# Finished calls from Yin Yang Blanks



## bald9eagle (Oct 16, 2013)

Wanted to show off some blanks that Chris (justturnin; Yin-Tang blanks) did for me. I'm still trying to work on getting a good finish on these. I don't like doing CA on pots and Tru Oil doesn't seem to stick to the resin like it does the wood. Anyway, I wanted everyone to get to see some of Chris' work.


[URL=http://s1338.Rule #2/user/bald9eagle/media/20131015_162601_zps7831bc27.jpg.html][IMG]http://i1338.Rule #2/albums/o694/bald9eagle/20131015_162601_zps7831bc27.jpg[/URL][/img]


[URL=http://s1338.Rule #2/user/bald9eagle/media/20131015_162421_zpsb3ed67d1.jpg.html][IMG]http://i1338.Rule #2/albums/o694/bald9eagle/20131015_162421_zpsb3ed67d1.jpg[/URL][/img]


----------



## haddenhailers (Oct 16, 2013)

Those things look great!

On the finish, from some previous experience with CA, you may want to completely stay away from it on these. I did a couple calls and it peeled fairly quickly. Maybe just go with a buffed finish.

Looks great though!

Andrew


----------



## NYWoodturner (Oct 16, 2013)

Excellent calls Matt  And a terrific nod to Chris. That is some beautiful resin work. For those of you who don't cast, there is about a 1 minute window that you have to do all that swirling without creating "mud" Alumilite might be a bit quicker. Its an art that Chris obviously is good at. You either have it or you don't.


----------



## justturnin (Oct 17, 2013)

Awesome!!!!!


----------



## bald9eagle (Oct 17, 2013)

I ended up giving them a good Tru Oil finish to protect the wood and then sanding it down with 600 grit. I then polished 'em up on a buffing wheel.

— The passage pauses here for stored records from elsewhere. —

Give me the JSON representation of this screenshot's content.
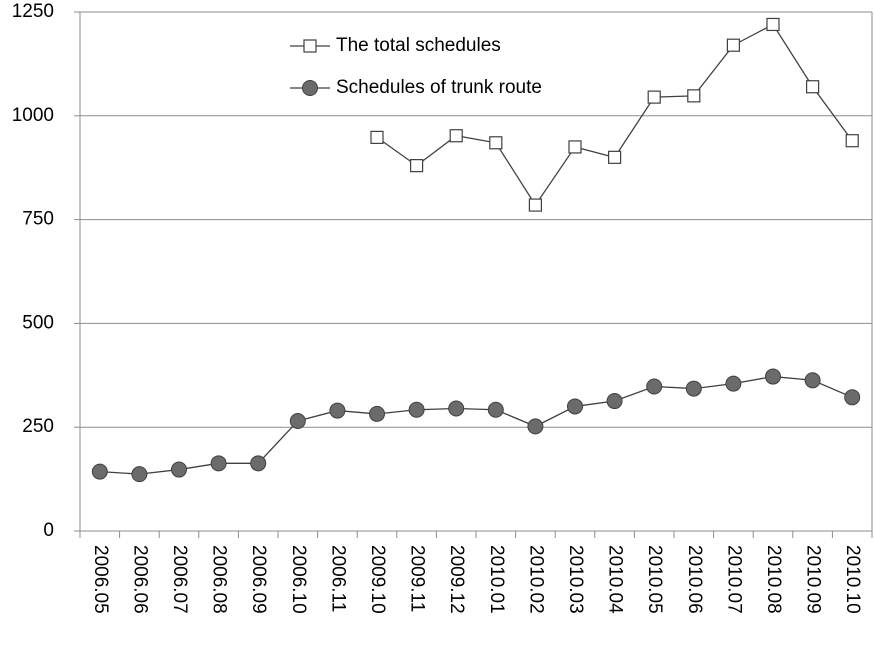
{
  "chart_data": {
    "type": "line",
    "categories": [
      "2006.05",
      "2006.06",
      "2006.07",
      "2006.08",
      "2006.09",
      "2006.10",
      "2006.11",
      "2009.10",
      "2009.11",
      "2009.12",
      "2010.01",
      "2010.02",
      "2010.03",
      "2010.04",
      "2010.05",
      "2010.06",
      "2010.07",
      "2010.08",
      "2010.09",
      "2010.10"
    ],
    "series": [
      {
        "name": "The total schedules",
        "color": "#404040",
        "marker": "square",
        "values": [
          null,
          null,
          null,
          null,
          null,
          null,
          null,
          948,
          880,
          952,
          935,
          785,
          925,
          900,
          1045,
          1048,
          1170,
          1220,
          1070,
          940
        ]
      },
      {
        "name": "Schedules of trunk route",
        "color": "#404040",
        "marker": "circle",
        "values": [
          143,
          137,
          148,
          163,
          163,
          265,
          290,
          282,
          292,
          295,
          292,
          252,
          300,
          313,
          348,
          343,
          355,
          372,
          363,
          322
        ]
      }
    ],
    "ylim": [
      0,
      1250
    ],
    "yticks": [
      0,
      250,
      500,
      750,
      1000,
      1250
    ],
    "grid": true
  }
}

I don't really like a glossy shine on my calls anyway, as long as there is something on them to protect them.


----------



## myingling (Oct 19, 2013)

nice work to you on the turning and chris on the casting


----------



## SDB777 (Oct 19, 2013)

Get that piece on the buffing wheels....my limited experience with the alumalite stuff has always come down to "It must be buffed!"(JMHO only)


The persimmon I had 'infused' wouldn't polish up with anything I had here(and I didn't have a buffing system), even the wood(probably cause it also sucked up resin). Then again, I'm thinking a turkey call shouldn't reflect light(from hunting them dang things....they can see reallllll good)!



Remarkable design, wish there was a way to imbed an mp3 into the photo, that way it could be clicked on and the call could be heard. Well done on both of y'all!!!!!






Scott (run to Home Depot, yuck) B


----------



## bald9eagle (Oct 19, 2013)

Thankfully you can't hear either of these. I have pooped on both of them. The green one I chipped the wood on the lip and couldn't fit my slate as good as I wanted cause I had to turn it a slight bit big. I also did something to make it too raspy and haven't figured that one out yet. The copper one I have already taken apart one time tying to get a better sound. It is much raspier than I like as well. I may have to pop the copper out one more time and put some slate in it.

I need to figure it out though. Chris is working on a bunch of these bad boys for me!!


----------



## manbuckwal (Oct 19, 2013)

Those are waaaaaaayyyyyyy cool !!!!


----------



## Woodman (Oct 20, 2013)

Very nice work.


----------